L’obiettivo dei Chemical Brothers è stato chiaro sin dall’inizio della loro brillante carriera e cioè fare in modo che la loro house e la loro techno, dense di contaminazioni di matrice psichedelica, grazie a melodie dal gusto morbido, fresco e radiofonico, si impossessassero, totalmente, del dancefloor. Certo gli anni Novanta sono ormai lontani, nuove generazioni, nuove mode, nuove tendenze, nuove tecnologie, nuovi software, nuove intelligenze e nuovi club sono comparsi all’orizzonte, ma le loro ritmiche irrequiete, la potenza dei loro synth e la loro naturale capacità nel creare un sound in grado di inglobare, nelle sue architetture elettroniche, funk, reggae, dub e trame space-rock resta qualcosa di unico, di vivo, di pulsante.

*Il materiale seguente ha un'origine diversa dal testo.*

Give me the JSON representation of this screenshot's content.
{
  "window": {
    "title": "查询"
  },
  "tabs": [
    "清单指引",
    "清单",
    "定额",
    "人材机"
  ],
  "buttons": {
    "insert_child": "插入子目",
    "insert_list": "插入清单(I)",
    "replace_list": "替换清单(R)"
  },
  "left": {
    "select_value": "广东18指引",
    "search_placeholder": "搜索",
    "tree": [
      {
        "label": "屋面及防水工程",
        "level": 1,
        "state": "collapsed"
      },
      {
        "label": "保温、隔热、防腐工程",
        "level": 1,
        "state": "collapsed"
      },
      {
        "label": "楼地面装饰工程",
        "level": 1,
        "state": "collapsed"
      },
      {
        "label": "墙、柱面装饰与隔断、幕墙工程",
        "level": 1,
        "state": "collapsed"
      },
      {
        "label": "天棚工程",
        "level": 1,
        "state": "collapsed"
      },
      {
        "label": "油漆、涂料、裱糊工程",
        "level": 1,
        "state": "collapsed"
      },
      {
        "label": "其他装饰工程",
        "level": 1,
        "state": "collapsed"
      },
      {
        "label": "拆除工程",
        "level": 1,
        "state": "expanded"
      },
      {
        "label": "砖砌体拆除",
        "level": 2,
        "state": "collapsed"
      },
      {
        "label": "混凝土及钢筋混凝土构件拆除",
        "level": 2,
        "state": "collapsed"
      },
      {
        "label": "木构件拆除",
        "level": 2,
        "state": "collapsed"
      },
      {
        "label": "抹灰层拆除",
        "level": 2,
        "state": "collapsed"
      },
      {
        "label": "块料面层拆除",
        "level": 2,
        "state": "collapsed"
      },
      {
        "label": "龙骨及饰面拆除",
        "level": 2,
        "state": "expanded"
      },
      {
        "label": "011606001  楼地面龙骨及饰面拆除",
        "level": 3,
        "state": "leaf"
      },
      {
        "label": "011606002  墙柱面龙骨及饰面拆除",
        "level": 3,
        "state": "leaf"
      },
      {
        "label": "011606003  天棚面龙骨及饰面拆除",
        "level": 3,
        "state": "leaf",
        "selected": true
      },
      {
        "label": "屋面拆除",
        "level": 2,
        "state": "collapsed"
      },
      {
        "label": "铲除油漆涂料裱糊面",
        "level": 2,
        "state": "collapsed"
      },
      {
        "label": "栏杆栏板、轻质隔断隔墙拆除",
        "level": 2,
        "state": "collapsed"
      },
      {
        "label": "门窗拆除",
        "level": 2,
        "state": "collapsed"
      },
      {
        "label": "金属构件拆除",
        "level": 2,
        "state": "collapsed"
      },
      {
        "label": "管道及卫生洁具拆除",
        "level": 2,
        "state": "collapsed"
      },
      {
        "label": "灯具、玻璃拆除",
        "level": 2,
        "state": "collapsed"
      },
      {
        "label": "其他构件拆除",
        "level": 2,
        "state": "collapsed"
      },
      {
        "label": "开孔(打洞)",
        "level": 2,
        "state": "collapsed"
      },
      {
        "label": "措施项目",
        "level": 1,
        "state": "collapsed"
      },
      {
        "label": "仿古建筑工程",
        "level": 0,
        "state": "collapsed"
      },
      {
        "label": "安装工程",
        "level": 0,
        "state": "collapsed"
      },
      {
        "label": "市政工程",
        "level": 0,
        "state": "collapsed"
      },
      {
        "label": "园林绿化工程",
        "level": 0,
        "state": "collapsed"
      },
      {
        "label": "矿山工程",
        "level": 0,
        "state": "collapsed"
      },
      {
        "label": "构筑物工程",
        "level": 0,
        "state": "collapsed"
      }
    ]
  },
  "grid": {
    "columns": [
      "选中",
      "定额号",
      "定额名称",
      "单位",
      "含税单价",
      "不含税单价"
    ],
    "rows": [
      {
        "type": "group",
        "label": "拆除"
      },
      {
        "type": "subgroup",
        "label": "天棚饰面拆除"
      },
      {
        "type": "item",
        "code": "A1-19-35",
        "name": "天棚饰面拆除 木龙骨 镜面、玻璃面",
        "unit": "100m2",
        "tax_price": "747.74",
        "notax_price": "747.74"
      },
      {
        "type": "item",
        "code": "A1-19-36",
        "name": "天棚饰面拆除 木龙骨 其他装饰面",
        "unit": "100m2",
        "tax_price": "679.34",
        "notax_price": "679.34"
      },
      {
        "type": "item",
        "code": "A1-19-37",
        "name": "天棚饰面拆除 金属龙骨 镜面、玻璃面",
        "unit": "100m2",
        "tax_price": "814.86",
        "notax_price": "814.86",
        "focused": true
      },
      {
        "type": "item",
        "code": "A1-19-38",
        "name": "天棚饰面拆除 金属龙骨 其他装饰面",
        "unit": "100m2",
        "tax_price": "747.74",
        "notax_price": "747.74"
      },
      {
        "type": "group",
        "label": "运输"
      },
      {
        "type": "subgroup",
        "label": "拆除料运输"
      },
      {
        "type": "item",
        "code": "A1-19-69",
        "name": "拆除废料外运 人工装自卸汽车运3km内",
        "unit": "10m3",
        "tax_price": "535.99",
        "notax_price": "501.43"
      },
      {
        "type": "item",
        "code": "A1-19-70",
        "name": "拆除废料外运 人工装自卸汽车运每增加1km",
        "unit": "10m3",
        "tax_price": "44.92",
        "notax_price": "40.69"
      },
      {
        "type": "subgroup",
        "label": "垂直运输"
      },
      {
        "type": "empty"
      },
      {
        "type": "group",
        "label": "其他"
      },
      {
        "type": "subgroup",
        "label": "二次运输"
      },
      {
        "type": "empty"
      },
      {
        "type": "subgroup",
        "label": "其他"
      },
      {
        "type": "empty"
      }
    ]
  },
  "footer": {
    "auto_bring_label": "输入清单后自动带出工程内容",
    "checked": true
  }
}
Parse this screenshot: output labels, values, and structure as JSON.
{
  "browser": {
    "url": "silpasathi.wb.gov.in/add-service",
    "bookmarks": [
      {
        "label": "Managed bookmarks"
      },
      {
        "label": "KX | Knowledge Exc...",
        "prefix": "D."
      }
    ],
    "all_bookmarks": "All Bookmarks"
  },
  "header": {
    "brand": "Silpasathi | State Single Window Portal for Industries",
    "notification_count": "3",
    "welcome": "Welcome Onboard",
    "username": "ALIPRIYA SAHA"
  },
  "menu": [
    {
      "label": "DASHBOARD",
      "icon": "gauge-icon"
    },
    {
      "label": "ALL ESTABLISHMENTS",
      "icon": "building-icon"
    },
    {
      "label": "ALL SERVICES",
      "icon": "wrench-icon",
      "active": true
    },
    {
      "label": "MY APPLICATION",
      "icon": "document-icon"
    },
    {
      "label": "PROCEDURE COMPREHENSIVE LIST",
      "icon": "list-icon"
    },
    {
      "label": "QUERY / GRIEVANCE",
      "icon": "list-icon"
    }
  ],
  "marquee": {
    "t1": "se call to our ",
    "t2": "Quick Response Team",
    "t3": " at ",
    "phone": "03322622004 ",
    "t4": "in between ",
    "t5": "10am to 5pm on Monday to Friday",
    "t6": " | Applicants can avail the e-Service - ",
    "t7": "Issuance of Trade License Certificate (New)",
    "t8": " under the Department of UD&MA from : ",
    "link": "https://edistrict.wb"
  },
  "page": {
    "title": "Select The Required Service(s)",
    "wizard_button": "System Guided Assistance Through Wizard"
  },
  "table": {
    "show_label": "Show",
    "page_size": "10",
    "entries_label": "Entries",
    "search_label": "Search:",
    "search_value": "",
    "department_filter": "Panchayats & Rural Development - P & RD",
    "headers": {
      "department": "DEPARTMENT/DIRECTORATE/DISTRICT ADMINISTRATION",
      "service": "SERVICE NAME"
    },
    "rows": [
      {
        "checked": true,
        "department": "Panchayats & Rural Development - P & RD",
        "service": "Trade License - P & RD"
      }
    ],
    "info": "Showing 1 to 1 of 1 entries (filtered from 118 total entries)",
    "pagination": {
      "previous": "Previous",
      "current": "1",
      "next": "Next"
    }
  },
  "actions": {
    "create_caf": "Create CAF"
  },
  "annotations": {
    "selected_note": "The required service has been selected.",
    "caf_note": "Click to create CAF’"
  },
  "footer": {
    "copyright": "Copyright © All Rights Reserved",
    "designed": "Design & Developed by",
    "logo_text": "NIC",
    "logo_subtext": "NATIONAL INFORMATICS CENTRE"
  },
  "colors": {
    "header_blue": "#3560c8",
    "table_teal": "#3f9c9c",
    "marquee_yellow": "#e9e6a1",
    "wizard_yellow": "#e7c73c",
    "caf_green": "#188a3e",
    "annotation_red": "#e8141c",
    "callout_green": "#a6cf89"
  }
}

Una geografia umana e sintetica, che lascia la natia Manchester e si rivolge all’intero cosmo, per poi ritornare, puntualmente, al presente e rendere anche quelli che erano i loro big-beat del passato sempre un passo avanti, sempre uno straordinario richiamo per spingere le persone a raggiungere la pista, a ballare, a sprigionare le loro energie represse e sfoggiare la loro bellezza più ancestrale, innata e selvaggia, quella che affonda le sue radici nelle ritmiche, nei suoni, nei canti e nei rumori del continente africano. Sì, “Exit Planet Dust” è qualcosa di assolutamente distante, la navicella dei fratelli chimici è ormai, ad anni luce, dalla minuscola Terra, sta seguendo altre euforiche, acide e fantasiose orbite sonore: “Live Again” assume i contorni di un misterioso contatto con creature aliene, mentre “No Reason” da forza e consistenza alle nostre paure dinanzi a ciò che è sconosciuto, ma, contemporaneamente, rende omaggio al nostro naturale bisogno di rispondere alle domande che ci tormentano, anche a quelle che mettono a repentaglio la nostra sanità mentale e ci aprono le porte dell’ignoto, dell’oscuro, della fine. Anche perché, se continuiamo ad ignorare i segnali che stiamo ricevendo, se continuiamo ad ignorare il grido di dolore di questo pianeta, se continuiamo a ammazzarlo ed ammazzarci, l’epilogo fatale appare inevitabile e scontato.
Non è, però, nel DNA dei Chemical Brothers la resa ed, infatti, “The Darkness That You Fear” ha il compito di diradare le nubi oscure, spronandoci a costruire un nuovo ordine, una nuova politica, una nuova sensibilità, una nuova cultura, una nuova economia, che non siano, però, solamente creative ed accattivanti utopie musicali, ma fatti reali e concreti, ovvero un insieme di azioni, di comportamenti e di atteggiamenti quotidiani da cui possano generarsi quei colori che rendono, non domani, ma oggi, più vivibile, puro, pacifico, giusto e pulito questo mondo.